Sofia Marín· Coast, North & Practical Travel Editor
Spanish travel writer based in Tangier who criss-crosses northern Morocco and the Atlantic coast by bus, train and ferry. She covers Chefchaouen, Tangier, Essaouira and the practical side of getting around. Tangier · 10+ years covering Morocco
Published 27 May 2025 Last updated 6 April 2026
Tangier city beach is not a resort beach. It is an urban strand that happens to face one of the world's most theatrically located straits — the 14-kilometre gap between Africa and Europe where the Atlantic and Mediterranean push against each other. On a clear evening you can count the lights of Tarifa on the Spanish coast. That view, more than the sand, is what makes the beach worth visiting.
The practical picture has also improved significantly since the mid-2010s. A series of city renewal projects reshaped the seafront promenade, tackled wastewater infrastructure, and brought a new generation of cafés and lounger operators to the beachfront. The result is a beach that locals actually use again — which is the most reliable quality signal available.
This guide covers the three distinct sections of the beach, the logistics of getting there from the medina, what the water is like, and how it stacks up against Cap Spartel — the wilder, more dramatic option fourteen kilometres to the west.
Plage de Tanger stretches about two kilometres along the Bay of Tangier. The character changes noticeably from north to south — understanding which section suits you will save time.
The section directly below the medina wall, anchored by a cluster of family-friendly cafés and a modern promenade path. The sand is the widest here and this is where most locals spread out on summer evenings. Calmer water in July and August.
Best for: families, people-watching, sunset walks.
A more open, breezy section that picks up more swell from the strait. Beach football pitches and a handful of snack stands line the back of the beach. Popular with younger crowds and weekend visitors from Spanish Ceuta.
Best for: sports, a bit more space, people who want fewer tourist stalls.
Narrower sand, closer to the ferry terminal. Water quality here can vary, particularly in peak summer when the harbour is busy. Most travellers arriving by ferry from Spain pass this stretch — decent for a quick look but not ideal for swimming.
Best for: a walk or coffee on arrival — not for swimming.
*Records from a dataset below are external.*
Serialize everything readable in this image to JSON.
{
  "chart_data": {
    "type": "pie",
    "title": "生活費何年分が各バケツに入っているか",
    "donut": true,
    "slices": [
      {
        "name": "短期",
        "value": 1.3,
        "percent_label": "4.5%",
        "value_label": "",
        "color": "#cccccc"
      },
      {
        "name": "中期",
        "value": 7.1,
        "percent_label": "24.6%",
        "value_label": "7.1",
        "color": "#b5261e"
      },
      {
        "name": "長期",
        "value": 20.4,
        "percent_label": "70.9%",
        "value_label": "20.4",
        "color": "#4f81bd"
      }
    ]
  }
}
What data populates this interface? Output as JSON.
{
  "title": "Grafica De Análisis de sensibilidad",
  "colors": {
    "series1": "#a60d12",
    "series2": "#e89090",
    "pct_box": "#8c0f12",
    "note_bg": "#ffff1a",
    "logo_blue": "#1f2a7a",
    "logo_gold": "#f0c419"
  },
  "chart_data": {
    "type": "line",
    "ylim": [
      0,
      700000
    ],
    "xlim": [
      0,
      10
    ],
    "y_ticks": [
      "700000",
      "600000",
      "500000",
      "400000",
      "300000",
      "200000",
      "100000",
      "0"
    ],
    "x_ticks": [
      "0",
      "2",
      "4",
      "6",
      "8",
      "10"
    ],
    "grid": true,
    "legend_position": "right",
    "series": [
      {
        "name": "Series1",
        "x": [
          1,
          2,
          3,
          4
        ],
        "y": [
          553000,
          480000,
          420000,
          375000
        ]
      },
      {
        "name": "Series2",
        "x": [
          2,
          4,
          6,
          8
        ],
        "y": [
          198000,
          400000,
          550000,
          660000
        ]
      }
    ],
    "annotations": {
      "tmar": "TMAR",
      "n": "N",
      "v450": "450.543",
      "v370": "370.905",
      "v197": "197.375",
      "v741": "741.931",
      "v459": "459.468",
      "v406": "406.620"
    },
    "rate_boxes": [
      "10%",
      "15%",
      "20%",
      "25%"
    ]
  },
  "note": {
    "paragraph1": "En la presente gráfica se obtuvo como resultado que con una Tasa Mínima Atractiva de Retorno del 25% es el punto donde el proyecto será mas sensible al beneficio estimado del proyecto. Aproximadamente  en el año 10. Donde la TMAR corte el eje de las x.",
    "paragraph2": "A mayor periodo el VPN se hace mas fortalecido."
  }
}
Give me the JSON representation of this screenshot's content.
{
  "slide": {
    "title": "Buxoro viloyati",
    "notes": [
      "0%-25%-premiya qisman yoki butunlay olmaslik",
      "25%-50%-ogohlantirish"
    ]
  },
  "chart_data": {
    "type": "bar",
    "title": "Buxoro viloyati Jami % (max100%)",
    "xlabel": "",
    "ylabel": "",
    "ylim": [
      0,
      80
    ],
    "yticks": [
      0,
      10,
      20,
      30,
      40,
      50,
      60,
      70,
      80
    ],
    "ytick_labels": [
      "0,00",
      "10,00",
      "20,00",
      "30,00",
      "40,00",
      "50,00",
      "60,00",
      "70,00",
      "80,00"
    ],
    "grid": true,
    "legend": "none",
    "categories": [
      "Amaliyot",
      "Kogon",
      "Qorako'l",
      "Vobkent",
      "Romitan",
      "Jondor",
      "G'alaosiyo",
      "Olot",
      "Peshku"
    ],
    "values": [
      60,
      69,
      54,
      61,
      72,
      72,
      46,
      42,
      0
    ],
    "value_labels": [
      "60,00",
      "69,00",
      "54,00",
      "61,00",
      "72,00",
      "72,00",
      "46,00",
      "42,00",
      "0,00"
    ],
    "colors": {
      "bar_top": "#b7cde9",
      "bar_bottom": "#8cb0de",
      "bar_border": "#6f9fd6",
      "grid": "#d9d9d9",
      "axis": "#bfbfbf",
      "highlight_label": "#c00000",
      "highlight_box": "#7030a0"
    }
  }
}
The renovated promenade behind the main beach section — cafés, lighting, and sea views of the strait.
| Distance from medina | Approx 5–10 min walk downhill |
| Which sea? | Strait of Gibraltar (Atlantic/Mediterranean mix) |
| Lifeguards present? | Seasonal (June–Sept), main sections only |
| Beach facilities | Showers, sunbeds (for hire), cafés on promenade |
| Water temperature | 16–20 °C in spring, 22–24 °C in Aug–Sept |
| Best months to swim | July–September |
| Nearest transport | Grand taxis from Place du 9 Avril 1947; petit taxi from medina ~20 MAD |
Prices and operating hours are indicative and may vary by season.
Both are within easy reach of the city. The right choice depends entirely on what you are after.
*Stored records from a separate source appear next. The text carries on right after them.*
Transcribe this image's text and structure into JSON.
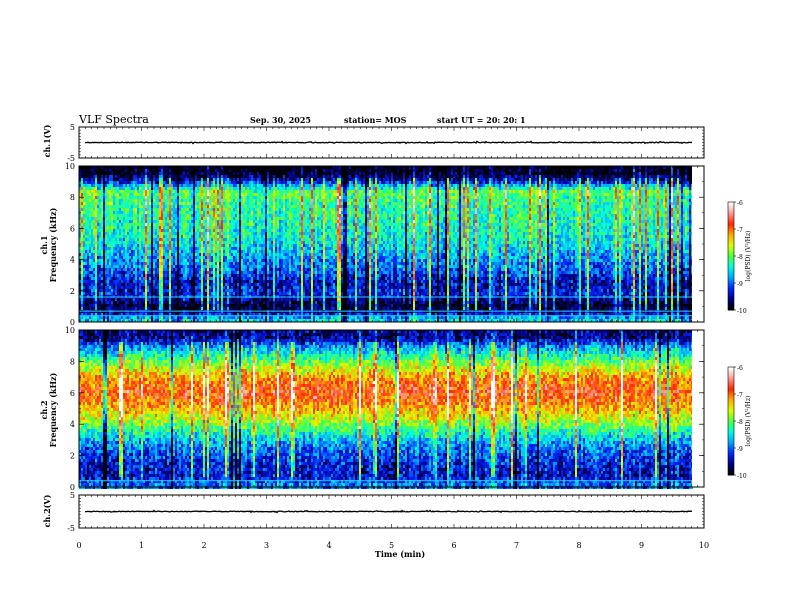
{
  "header": {
    "title": "VLF Spectra",
    "date": "Sep. 30, 2025",
    "station": "station= MOS",
    "start": "start  UT  =   20: 20: 1"
  },
  "colorbar": {
    "label": "log(PSD) (V²/Hz)",
    "ticks": [
      "-6",
      "-7",
      "-8",
      "-9",
      "-10"
    ],
    "colors": [
      "#ffffff",
      "#ff0000",
      "#ffaa00",
      "#ffff00",
      "#00ff00",
      "#00ffff",
      "#0066ff",
      "#0000cc",
      "#000000"
    ]
  },
  "chart_data": [
    {
      "type": "line",
      "name": "ch1-waveform",
      "ylabel": "ch.1(V)",
      "ylim": [
        -5,
        5
      ],
      "y_ticks": [
        "5",
        "-5"
      ],
      "x_range": [
        0,
        10
      ],
      "y_baseline": 0
    },
    {
      "type": "heatmap",
      "name": "ch1-spectrogram",
      "ylabel_top": "ch.1",
      "ylabel": "Frequency (kHz)",
      "ylim": [
        0,
        10
      ],
      "y_ticks": [
        "0",
        "2",
        "4",
        "6",
        "8",
        "10"
      ],
      "x_range": [
        0,
        9.8
      ],
      "color_scale": [
        -10,
        -6
      ],
      "profile": [
        {
          "f": 0.3,
          "v": -8.6
        },
        {
          "f": 0.7,
          "v": -9.6
        },
        {
          "f": 1.2,
          "v": -9.9
        },
        {
          "f": 1.8,
          "v": -9.2
        },
        {
          "f": 2.6,
          "v": -9.4
        },
        {
          "f": 3.5,
          "v": -9.0
        },
        {
          "f": 4.5,
          "v": -8.7
        },
        {
          "f": 5.5,
          "v": -8.4
        },
        {
          "f": 6.5,
          "v": -8.3
        },
        {
          "f": 7.5,
          "v": -8.2
        },
        {
          "f": 8.5,
          "v": -8.0
        },
        {
          "f": 9.2,
          "v": -9.5
        },
        {
          "f": 9.7,
          "v": -10.0
        }
      ],
      "lines_khz": [
        0.4,
        0.7,
        1.6
      ]
    },
    {
      "type": "heatmap",
      "name": "ch2-spectrogram",
      "ylabel_top": "ch.2",
      "ylabel": "Frequency (kHz)",
      "ylim": [
        0,
        10
      ],
      "y_ticks": [
        "0",
        "2",
        "4",
        "6",
        "8",
        "10"
      ],
      "x_range": [
        0,
        9.8
      ],
      "color_scale": [
        -10,
        -6
      ],
      "profile": [
        {
          "f": 0.3,
          "v": -9.0
        },
        {
          "f": 0.8,
          "v": -9.4
        },
        {
          "f": 1.5,
          "v": -9.3
        },
        {
          "f": 2.5,
          "v": -9.0
        },
        {
          "f": 3.5,
          "v": -8.4
        },
        {
          "f": 4.5,
          "v": -7.6
        },
        {
          "f": 5.5,
          "v": -7.0
        },
        {
          "f": 6.2,
          "v": -6.8
        },
        {
          "f": 7.0,
          "v": -7.1
        },
        {
          "f": 8.0,
          "v": -7.9
        },
        {
          "f": 9.0,
          "v": -8.8
        },
        {
          "f": 9.6,
          "v": -9.6
        }
      ],
      "lines_khz": [
        0.4
      ]
    },
    {
      "type": "line",
      "name": "ch2-waveform",
      "ylabel": "ch.2(V)",
      "ylim": [
        -5,
        5
      ],
      "y_ticks": [
        "5",
        "-5"
      ],
      "x_range": [
        0,
        10
      ],
      "y_baseline": 0
    }
  ],
  "x_axis": {
    "label": "Time  (min)",
    "range": [
      0,
      10
    ],
    "ticks": [
      "0",
      "1",
      "2",
      "3",
      "4",
      "5",
      "6",
      "7",
      "8",
      "9",
      "10"
    ]
  }
}
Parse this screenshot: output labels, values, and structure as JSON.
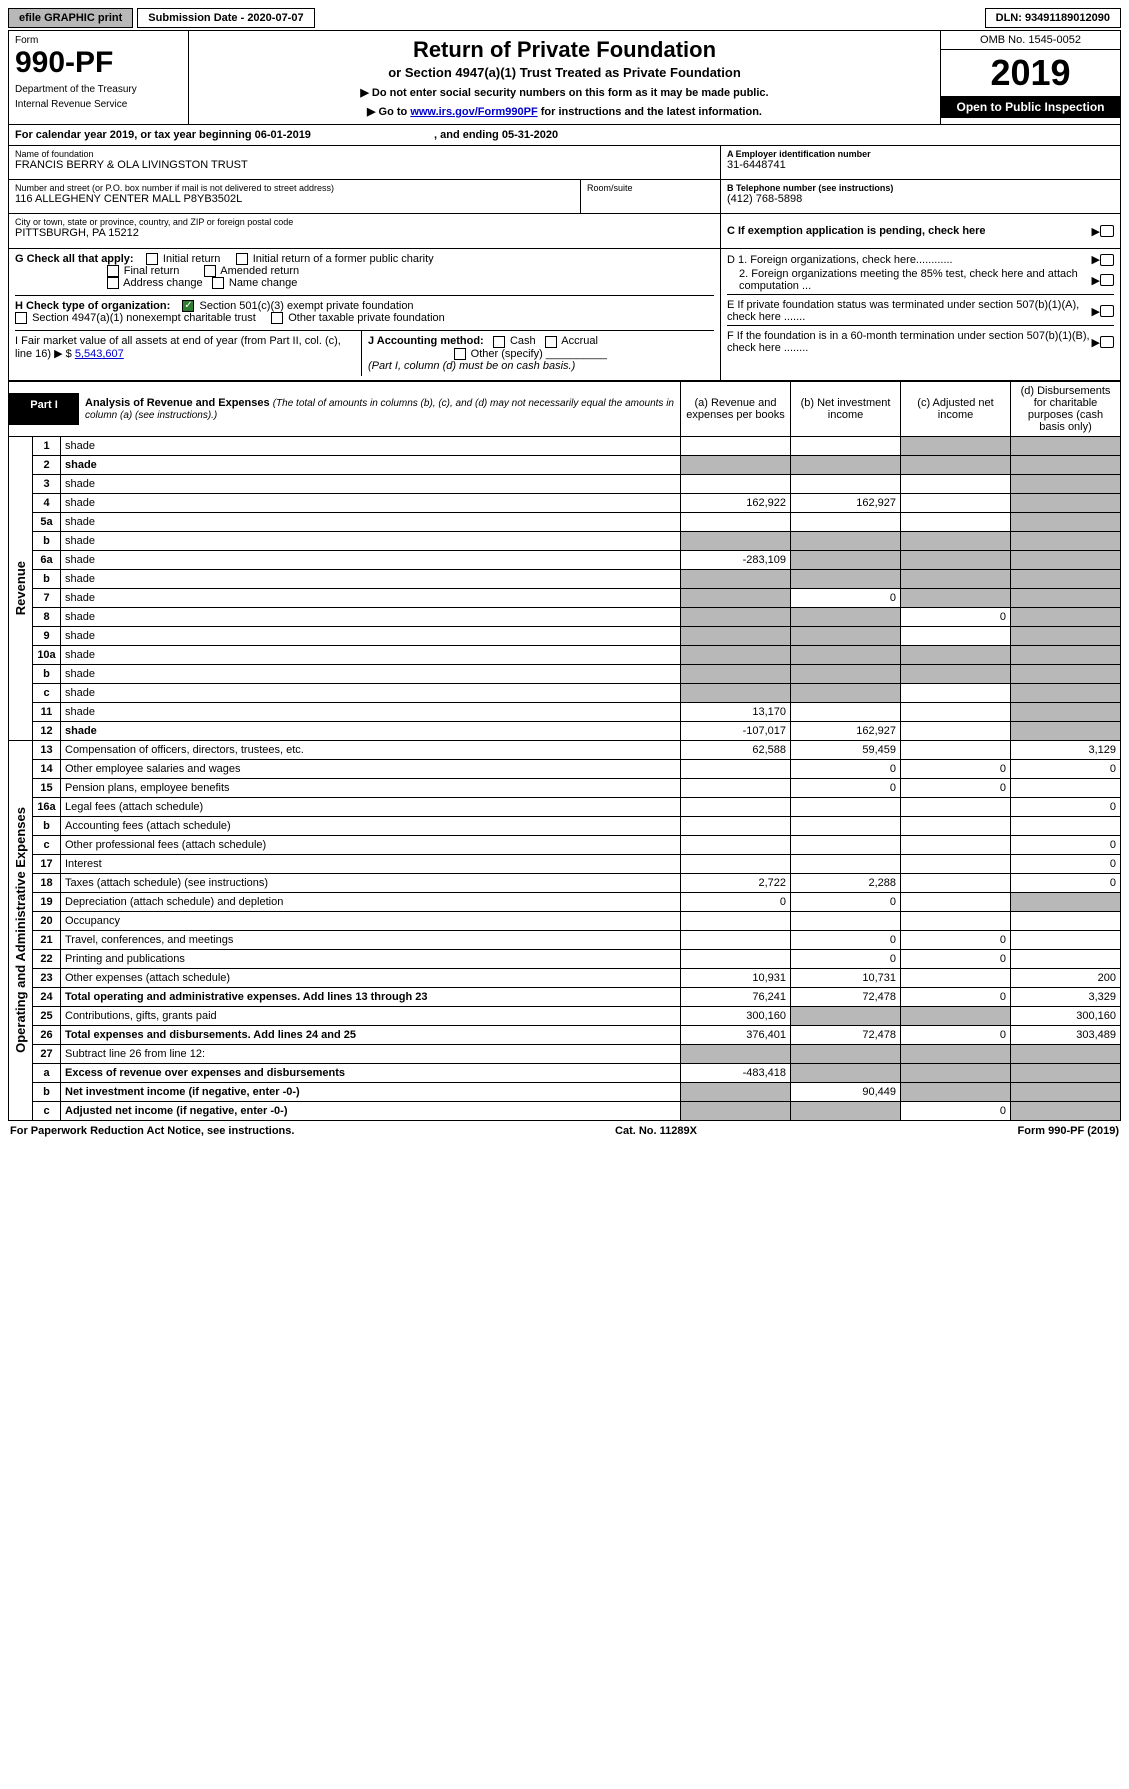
{
  "topbar": {
    "efile": "efile GRAPHIC print",
    "submission": "Submission Date - 2020-07-07",
    "dln": "DLN: 93491189012090"
  },
  "head": {
    "form_label": "Form",
    "form_num": "990-PF",
    "dept": "Department of the Treasury",
    "irs": "Internal Revenue Service",
    "title": "Return of Private Foundation",
    "subtitle": "or Section 4947(a)(1) Trust Treated as Private Foundation",
    "note1": "▶ Do not enter social security numbers on this form as it may be made public.",
    "note2_pre": "▶ Go to ",
    "note2_link": "www.irs.gov/Form990PF",
    "note2_post": " for instructions and the latest information.",
    "omb": "OMB No. 1545-0052",
    "year": "2019",
    "open": "Open to Public Inspection"
  },
  "calyear": {
    "pre": "For calendar year 2019, or tax year beginning ",
    "begin": "06-01-2019",
    "mid": " , and ending ",
    "end": "05-31-2020"
  },
  "info": {
    "name_lbl": "Name of foundation",
    "name": "FRANCIS BERRY & OLA LIVINGSTON TRUST",
    "addr_lbl": "Number and street (or P.O. box number if mail is not delivered to street address)",
    "addr": "116 ALLEGHENY CENTER MALL P8YB3502L",
    "room_lbl": "Room/suite",
    "city_lbl": "City or town, state or province, country, and ZIP or foreign postal code",
    "city": "PITTSBURGH, PA  15212",
    "a_lbl": "A Employer identification number",
    "a_val": "31-6448741",
    "b_lbl": "B Telephone number (see instructions)",
    "b_val": "(412) 768-5898",
    "c_lbl": "C If exemption application is pending, check here",
    "d1": "D 1. Foreign organizations, check here............",
    "d2": "2. Foreign organizations meeting the 85% test, check here and attach computation ...",
    "e": "E  If private foundation status was terminated under section 507(b)(1)(A), check here .......",
    "f": "F  If the foundation is in a 60-month termination under section 507(b)(1)(B), check here ........"
  },
  "g": {
    "lbl": "G Check all that apply:",
    "opts": [
      "Initial return",
      "Initial return of a former public charity",
      "Final return",
      "Amended return",
      "Address change",
      "Name change"
    ]
  },
  "h": {
    "lbl": "H Check type of organization:",
    "o1": "Section 501(c)(3) exempt private foundation",
    "o2": "Section 4947(a)(1) nonexempt charitable trust",
    "o3": "Other taxable private foundation"
  },
  "i": {
    "lbl": "I Fair market value of all assets at end of year (from Part II, col. (c), line 16) ▶ $",
    "val": "5,543,607"
  },
  "j": {
    "lbl": "J Accounting method:",
    "cash": "Cash",
    "accrual": "Accrual",
    "other": "Other (specify)",
    "note": "(Part I, column (d) must be on cash basis.)"
  },
  "part1": {
    "label": "Part I",
    "title": "Analysis of Revenue and Expenses",
    "note": "(The total of amounts in columns (b), (c), and (d) may not necessarily equal the amounts in column (a) (see instructions).)",
    "col_a": "(a)    Revenue and expenses per books",
    "col_b": "(b)   Net investment income",
    "col_c": "(c)   Adjusted net income",
    "col_d": "(d)   Disbursements for charitable purposes (cash basis only)"
  },
  "side": {
    "rev": "Revenue",
    "exp": "Operating and Administrative Expenses"
  },
  "rows": [
    {
      "n": "1",
      "d": "shade",
      "a": "",
      "b": "",
      "c": "shade"
    },
    {
      "n": "2",
      "d": "shade",
      "a": "shade",
      "b": "shade",
      "c": "shade",
      "bold": true
    },
    {
      "n": "3",
      "d": "shade",
      "a": "",
      "b": "",
      "c": ""
    },
    {
      "n": "4",
      "d": "shade",
      "a": "162,922",
      "b": "162,927",
      "c": ""
    },
    {
      "n": "5a",
      "d": "shade",
      "a": "",
      "b": "",
      "c": ""
    },
    {
      "n": "b",
      "d": "shade",
      "a": "shade",
      "b": "shade",
      "c": "shade"
    },
    {
      "n": "6a",
      "d": "shade",
      "a": "-283,109",
      "b": "shade",
      "c": "shade"
    },
    {
      "n": "b",
      "d": "shade",
      "a": "shade",
      "b": "shade",
      "c": "shade"
    },
    {
      "n": "7",
      "d": "shade",
      "a": "shade",
      "b": "0",
      "c": "shade"
    },
    {
      "n": "8",
      "d": "shade",
      "a": "shade",
      "b": "shade",
      "c": "0"
    },
    {
      "n": "9",
      "d": "shade",
      "a": "shade",
      "b": "shade",
      "c": ""
    },
    {
      "n": "10a",
      "d": "shade",
      "a": "shade",
      "b": "shade",
      "c": "shade"
    },
    {
      "n": "b",
      "d": "shade",
      "a": "shade",
      "b": "shade",
      "c": "shade"
    },
    {
      "n": "c",
      "d": "shade",
      "a": "shade",
      "b": "shade",
      "c": ""
    },
    {
      "n": "11",
      "d": "shade",
      "a": "13,170",
      "b": "",
      "c": ""
    },
    {
      "n": "12",
      "d": "shade",
      "a": "-107,017",
      "b": "162,927",
      "c": "",
      "bold": true
    }
  ],
  "exprows": [
    {
      "n": "13",
      "d": "3,129",
      "a": "62,588",
      "b": "59,459",
      "c": ""
    },
    {
      "n": "14",
      "d": "0",
      "a": "",
      "b": "0",
      "c": "0"
    },
    {
      "n": "15",
      "d": "",
      "a": "",
      "b": "0",
      "c": "0"
    },
    {
      "n": "16a",
      "d": "0",
      "a": "",
      "b": "",
      "c": ""
    },
    {
      "n": "b",
      "d": "",
      "a": "",
      "b": "",
      "c": ""
    },
    {
      "n": "c",
      "d": "0",
      "a": "",
      "b": "",
      "c": ""
    },
    {
      "n": "17",
      "d": "0",
      "a": "",
      "b": "",
      "c": ""
    },
    {
      "n": "18",
      "d": "0",
      "a": "2,722",
      "b": "2,288",
      "c": ""
    },
    {
      "n": "19",
      "d": "shade",
      "a": "0",
      "b": "0",
      "c": ""
    },
    {
      "n": "20",
      "d": "",
      "a": "",
      "b": "",
      "c": ""
    },
    {
      "n": "21",
      "d": "",
      "a": "",
      "b": "0",
      "c": "0"
    },
    {
      "n": "22",
      "d": "",
      "a": "",
      "b": "0",
      "c": "0"
    },
    {
      "n": "23",
      "d": "200",
      "a": "10,931",
      "b": "10,731",
      "c": ""
    },
    {
      "n": "24",
      "d": "3,329",
      "a": "76,241",
      "b": "72,478",
      "c": "0",
      "bold": true
    },
    {
      "n": "25",
      "d": "300,160",
      "a": "300,160",
      "b": "shade",
      "c": "shade"
    },
    {
      "n": "26",
      "d": "303,489",
      "a": "376,401",
      "b": "72,478",
      "c": "0",
      "bold": true
    },
    {
      "n": "27",
      "d": "shade",
      "a": "shade",
      "b": "shade",
      "c": "shade"
    },
    {
      "n": "a",
      "d": "shade",
      "a": "-483,418",
      "b": "shade",
      "c": "shade",
      "bold": true
    },
    {
      "n": "b",
      "d": "shade",
      "a": "shade",
      "b": "90,449",
      "c": "shade",
      "bold": true
    },
    {
      "n": "c",
      "d": "shade",
      "a": "shade",
      "b": "shade",
      "c": "0",
      "bold": true
    }
  ],
  "footer": {
    "left": "For Paperwork Reduction Act Notice, see instructions.",
    "mid": "Cat. No. 11289X",
    "right": "Form 990-PF (2019)"
  }
}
Local tip: If you have a full day in Tangier, combine both. Walk or taxi to Cap Spartel and the Caves of Hercules in the morning, then head back to the city beach promenade for a late lunch and an afternoon swim in calmer, shallower water. A private guide can route this efficiently and explain the geography of the strait along the way.
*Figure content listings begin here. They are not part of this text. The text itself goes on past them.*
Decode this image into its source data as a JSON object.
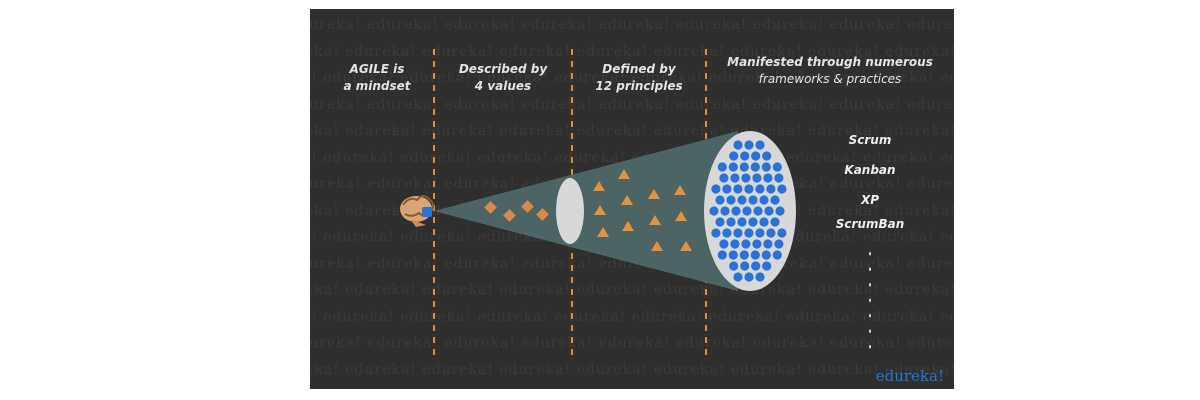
{
  "watermark": "edureka!",
  "stages": [
    {
      "line1": "AGILE is",
      "line2": "a mindset"
    },
    {
      "line1": "Described by",
      "line2": "4 values"
    },
    {
      "line1": "Defined by",
      "line2": "12 principles"
    },
    {
      "line1": "Manifested through numerous",
      "line2": "frameworks & practices"
    }
  ],
  "frameworks": [
    "Scrum",
    "Kanban",
    "XP",
    "ScrumBan"
  ],
  "brand": "edureka!",
  "colors": {
    "background": "#2f2f2f",
    "divider": "#e08a3a",
    "cone": "#4d6464",
    "ellipse": "#d8d8d8",
    "value_diamond": "#d98a4a",
    "principle_triangle": "#e0923f",
    "practice_dot": "#2b72d6",
    "brand": "#2a74c9"
  },
  "icons": {
    "mindset": "brain-head-icon",
    "value": "diamond-icon",
    "principle": "triangle-icon",
    "practice": "dot-icon"
  },
  "counts": {
    "values": 4,
    "principles": 12
  }
}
The promenade cafés are a genuine reason to spend time at the beach even on cooler days.
The seafront boulevard hosts a row of open-fronted cafés serving mint tea, fresh juices, grilled fish and Moroccan breakfast plates. Prices are tourist-accessible rather than tourist-inflated — a pot of mint tea with a sea view typically costs 15–25 MAD. The terrace vibe in the evening, when the sun drops behind the city and the strait glitters, is hard to beat.
Late afternoon and evening are the most atmospheric times at the Tangier seafront. Locals take their evening walk (the paseo, a habit absorbed from Spanish influence) along the promenade from around 18:00 onwards. The light over the strait turns extraordinary around sunset — photographers should plan accordingly. Swimming is best mid-morning before the sea breeze stiffens.
For most of the beach, yes — but with caveats. The northern and central sections of Plage de Tanger have been significantly cleaned up since a harbour infrastructure overhaul that began around 2019 and continued into the early 2020s. Water quality is generally acceptable for swimming in July, August and September. The southern end near the commercial port is less reliable. Look for the blue flag (when displayed in season) or simply check whether locals are in the water — Tangierois are picky about this, so their presence is a decent quality signal.
Yes, substantially. The Mohammed VI-era Tanger-Med infrastructure programme and Tangier city renewal projects brought real upgrades to the beach promenade from around 2018 onwards — widened walkways, new lighting, better wastewater management, and landscaped areas along the front. The result is a beach that is noticeably cleaner and better equipped than it was a decade ago, though it still does not match the resort-quality infrastructure of Agadir or the natural drama of Cap Spartel. Ongoing improvements mean conditions continue to evolve year on year.
The beach is roughly five to ten minutes downhill on foot from the southern edge of the medina, passing the Grand Socco square and heading towards the seafront boulevard. From the ferry terminal at the port you can see the sand, though a walk of about fifteen minutes along the coast gets you to the main swimming stretch. A petit taxi from the medina costs around 15–20 MAD (indicative), which is handy if you are carrying gear. The beach effectively wraps around the bay that the old city overlooks, so the geography is very compact.
Technically it is on the Strait of Gibraltar, which connects the two — so neither classification is quite right. The strait at Tangier is only 14 km wide at its narrowest, and the city sits at the point where Atlantic swells and Mediterranean currents collide. In practice, the water feels and behaves more like the Atlantic in terms of choppiness and temperature: cooler than a classic Mediterranean beach and with occasional stronger currents. Summer water temperatures typically reach 22–24 °C, making swimming genuinely pleasant from July through September.
They serve different purposes. Plage de Tanger is urban, convenient and lively — ideal if you want to combine a swim with exploring the medina or grab a coffee on the promenade afterwards. Cap Spartel, about 14 km west of the city, offers a far more dramatic setting: a lighthouse on a cliff where Atlantic meets Mediterranean, cleaner open-ocean water, and the Caves of Hercules nearby. The beach below Cap Spartel tends to have rougher surf and fewer facilities, but the landscape is spectacular. For families with children, the city beach is the easier choice; for scenery and photography, Cap Spartel wins comfortably.
Yes. The renovated promenade that runs behind the main beach section has a string of cafés, juice bars and simple restaurant terraces — the kind of places where a mint tea with a sea view costs 15–25 MAD. Sun loungers are available for hire from private operators set up on the sand during summer, typically for 30–60 MAD per chair per day (indicative). Do not expect poolside-resort service, but the setup is comfortable and genuinely pleasant in the evenings when the breeze picks up and the lights of Spain become visible across the strait.
Late June through September is prime beach season. July and August see the water at its warmest, the promenade buzzing with both Moroccan holidaymakers and international visitors, and the most beach amenities operational. September is a quieter sweet spot — still warm enough to swim comfortably, but the summer crowds have thinned. In spring (April–May) the sea is too cool for most swimmers but the light and the dramatic views across the strait are beautiful for walking the promenade. Winter visits are best framed as scenic strolls rather than beach days.